La route Kinshasa Matadi, appelée la Nationale n°1, est bloquée par les conducteurs des poids lourds qui protestent contre le traitement de leurs employeurs. A cet effet, la ville de Kinshasa risque de connaître une pénurie alimentaire.
Si rien n’est tait d’ici là pour décanter la situation créée par la grève des chauffeurs des poids lourds sur la route de Matadi, la ville de Kinshasa risque de connaître une pénurie alimentaire ! Motif : la route Kinshasa-Matadi, appelée la Nationale n° 1, est bloquée par les conducteurs des poids lourds qui protestent contre le traitement de leurs employeurs.
Le verrou est érigé au niveau de Lufutoto, à quelques 200 Kms de Matadi, où le passage reste complètement bloqué par des conducteurs des poids lourds qui déclarent avoir choisi la méthode forte pour revendiquer l’amélioration de leurs conditions de vie et de travail.

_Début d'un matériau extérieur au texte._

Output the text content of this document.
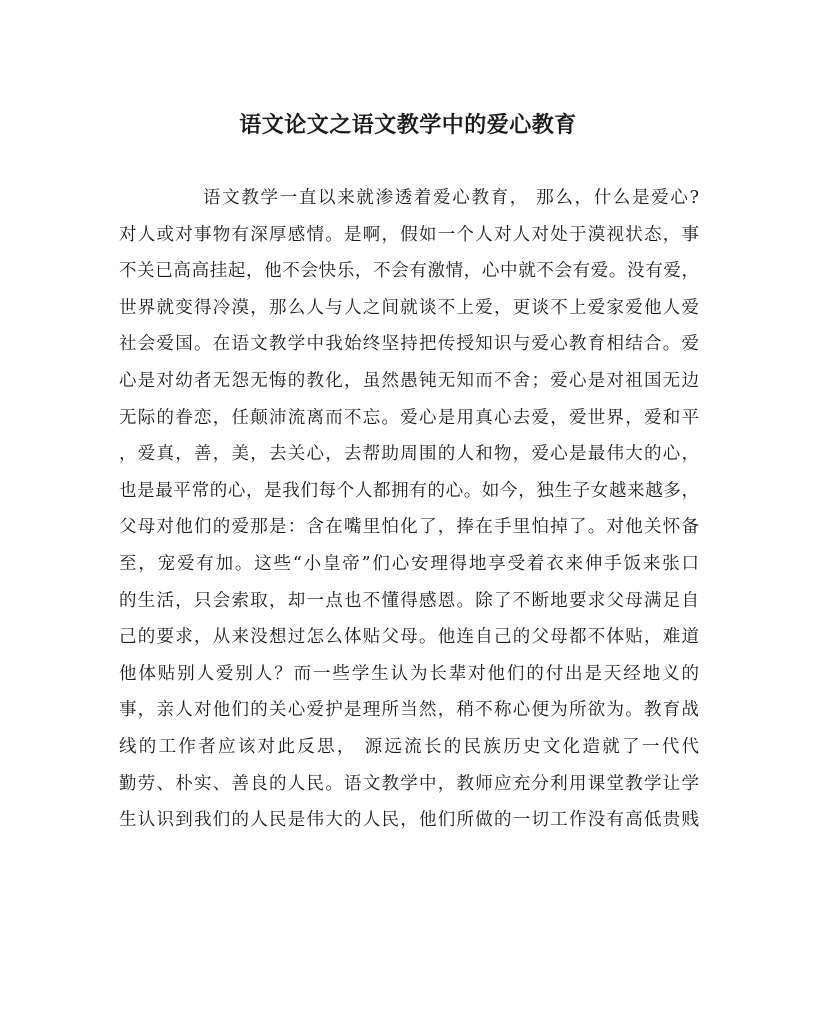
语文论文之语文教学中的爱心教育
语文教学一直以来就渗透着爱心教育， 那么，什么是爱心?
对人或对事物有深厚感情。是啊，假如一个人对人对处于漠视状态，事
不关已高高挂起，他不会快乐，不会有激情，心中就不会有爱。没有爱，
世界就变得冷漠，那么人与人之间就谈不上爱，更谈不上爱家爱他人爱
社会爱国。在语文教学中我始终坚持把传授知识与爱心教育相结合。爱
心是对幼者无怨无悔的教化，虽然愚钝无知而不舍；爱心是对祖国无边
无际的眷恋，任颠沛流离而不忘。爱心是用真心去爱，爱世界，爱和平
，爱真，善，美，去关心，去帮助周围的人和物，爱心是最伟大的心，
也是最平常的心，是我们每个人都拥有的心。如今，独生子女越来越多，
父母对他们的爱那是：含在嘴里怕化了，捧在手里怕掉了。对他关怀备
至，宠爱有加。这些“小皇帝”们心安理得地享受着衣来伸手饭来张口
的生活，只会索取，却一点也不懂得感恩。除了不断地要求父母满足自
己的要求，从来没想过怎么体贴父母。他连自己的父母都不体贴，难道
他体贴别人爱别人？而一些学生认为长辈对他们的付出是天经地义的
事，亲人对他们的关心爱护是理所当然，稍不称心便为所欲为。教育战
线的工作者应该对此反思， 源远流长的民族历史文化造就了一代代
勤劳、朴实、善良的人民。语文教学中，教师应充分利用课堂教学让学
生认识到我们的人民是伟大的人民，他们所做的一切工作没有高低贵贱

En effet, les chauffeurs des camions remorques protestent contre le salaire modique, généralement 50 $US ou l’équivalent en Francs congolais, qu’ils reçoivent mensuellement de leurs patrons. Les « mieux » payés toucheraient 100$ US.
Pour les chauffeurs, la situation serait devenue pire à cause de l’interdiction par la police de roulage de transport des passagers clandestins. Alors que pour eux, cela leur permettait de palier au petit salaire qu’ils reçoivent de leurs patrons en vue de tenir, tant soit peu, le coût de la vie.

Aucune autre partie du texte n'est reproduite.